これはやっちまったかなーと思っていると。
「くすっ、じゃあお言葉に甘えようかな」
意外にもOKが出た。
「……あ、じゃあ! お、俺はコー○でも飲もうかな! 君はなにが飲みたい?」
「それじゃあ、アクエリ○スでお願いします」
注文を聞いてから急ぎ足で自分と彼女の分を買いに行く。くそー、あの笑顔は卑怯だろ。美少女とはわかっていたがおもちがない子に照れるとは不覚!
くだらないことを考えてるうちに自販機までたどり着き、財布を取りだし二人分の飲み物を買う。

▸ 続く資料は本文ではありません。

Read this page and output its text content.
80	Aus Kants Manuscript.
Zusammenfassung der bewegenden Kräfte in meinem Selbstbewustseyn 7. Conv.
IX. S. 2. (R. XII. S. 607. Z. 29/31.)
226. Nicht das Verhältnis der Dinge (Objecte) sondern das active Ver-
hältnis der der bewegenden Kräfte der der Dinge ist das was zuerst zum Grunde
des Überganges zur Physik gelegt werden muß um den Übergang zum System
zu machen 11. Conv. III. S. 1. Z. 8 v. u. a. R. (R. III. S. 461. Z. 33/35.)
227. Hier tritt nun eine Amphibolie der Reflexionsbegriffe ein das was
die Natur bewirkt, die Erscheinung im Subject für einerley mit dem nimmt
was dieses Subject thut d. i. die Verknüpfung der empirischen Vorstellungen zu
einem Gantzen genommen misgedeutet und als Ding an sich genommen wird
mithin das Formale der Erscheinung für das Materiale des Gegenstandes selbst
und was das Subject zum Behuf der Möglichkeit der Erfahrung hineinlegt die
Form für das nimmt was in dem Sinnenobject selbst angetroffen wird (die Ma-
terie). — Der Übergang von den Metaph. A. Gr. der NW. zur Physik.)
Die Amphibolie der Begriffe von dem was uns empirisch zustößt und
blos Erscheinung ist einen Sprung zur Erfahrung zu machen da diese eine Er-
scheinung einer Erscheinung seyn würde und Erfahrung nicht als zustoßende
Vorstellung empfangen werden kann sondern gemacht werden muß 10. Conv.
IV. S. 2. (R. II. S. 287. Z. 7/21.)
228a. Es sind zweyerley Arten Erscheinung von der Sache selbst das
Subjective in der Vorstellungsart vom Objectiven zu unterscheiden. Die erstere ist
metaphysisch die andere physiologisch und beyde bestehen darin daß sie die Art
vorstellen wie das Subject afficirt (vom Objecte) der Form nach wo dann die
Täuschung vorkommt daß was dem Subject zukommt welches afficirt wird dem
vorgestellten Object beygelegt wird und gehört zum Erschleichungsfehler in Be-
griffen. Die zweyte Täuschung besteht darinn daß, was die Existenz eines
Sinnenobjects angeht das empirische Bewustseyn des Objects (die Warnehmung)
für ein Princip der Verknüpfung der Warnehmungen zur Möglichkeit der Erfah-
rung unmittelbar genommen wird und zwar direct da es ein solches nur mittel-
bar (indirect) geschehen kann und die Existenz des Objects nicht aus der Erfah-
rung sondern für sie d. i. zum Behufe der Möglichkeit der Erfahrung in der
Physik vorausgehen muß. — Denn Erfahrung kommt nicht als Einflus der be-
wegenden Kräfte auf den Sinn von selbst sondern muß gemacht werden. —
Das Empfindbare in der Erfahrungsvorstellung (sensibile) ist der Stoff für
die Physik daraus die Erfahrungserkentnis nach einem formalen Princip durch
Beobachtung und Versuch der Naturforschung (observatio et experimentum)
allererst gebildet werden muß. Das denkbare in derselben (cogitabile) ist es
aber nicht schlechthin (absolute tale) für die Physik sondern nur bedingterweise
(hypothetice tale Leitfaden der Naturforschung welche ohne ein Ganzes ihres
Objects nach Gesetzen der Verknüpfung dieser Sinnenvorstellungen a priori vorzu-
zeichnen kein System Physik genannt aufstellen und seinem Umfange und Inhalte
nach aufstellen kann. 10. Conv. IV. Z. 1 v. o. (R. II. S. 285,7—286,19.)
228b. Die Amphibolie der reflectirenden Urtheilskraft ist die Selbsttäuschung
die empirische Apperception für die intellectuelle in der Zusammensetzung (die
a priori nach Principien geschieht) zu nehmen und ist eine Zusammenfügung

ボタンを押す途中に塩コーヒーとか変な飲み物が見えたが無視無視。普段ならチャレンジしている所だけどそんな状況でもない。
「はい、君の分」
先ほどのやり取りで少し赤くなった顔を誤魔化す為にまた走って戻る。うん、これならなんとか誤魔化せるかな。
「ありがとうございます。えーと……」
「あ、まだ名前言ってなかったね。俺は須賀。須賀京太郎だ」
こちらに礼を言おうとする彼女だったが、お互いに名乗っていなかったせいで名前を言えずにいたので、特に隠す理由もなかったし名乗ることにした。
「須賀さんですね。私は――
――赤土晴絵です。よろしくお願いします」
傍から見ればなんの変哲もない出会いであった。
当人たちからも見ても彼女はただの道案内で、こちらも同じ只の迷子であった。
しかし――この出会いこそがこの先長い付き合いとなる、阿知賀のレジェンドこと赤土晴絵との運命の出会いであった。
プロローグに比べて短いですが、切りが良い所でここで一話終了。
向こうと違って話数で投稿するからそこらへんも考えないと…いやはや、SS書くって思ったよりも難しいですね。
あ、関係ないですが私はポ○リ派です。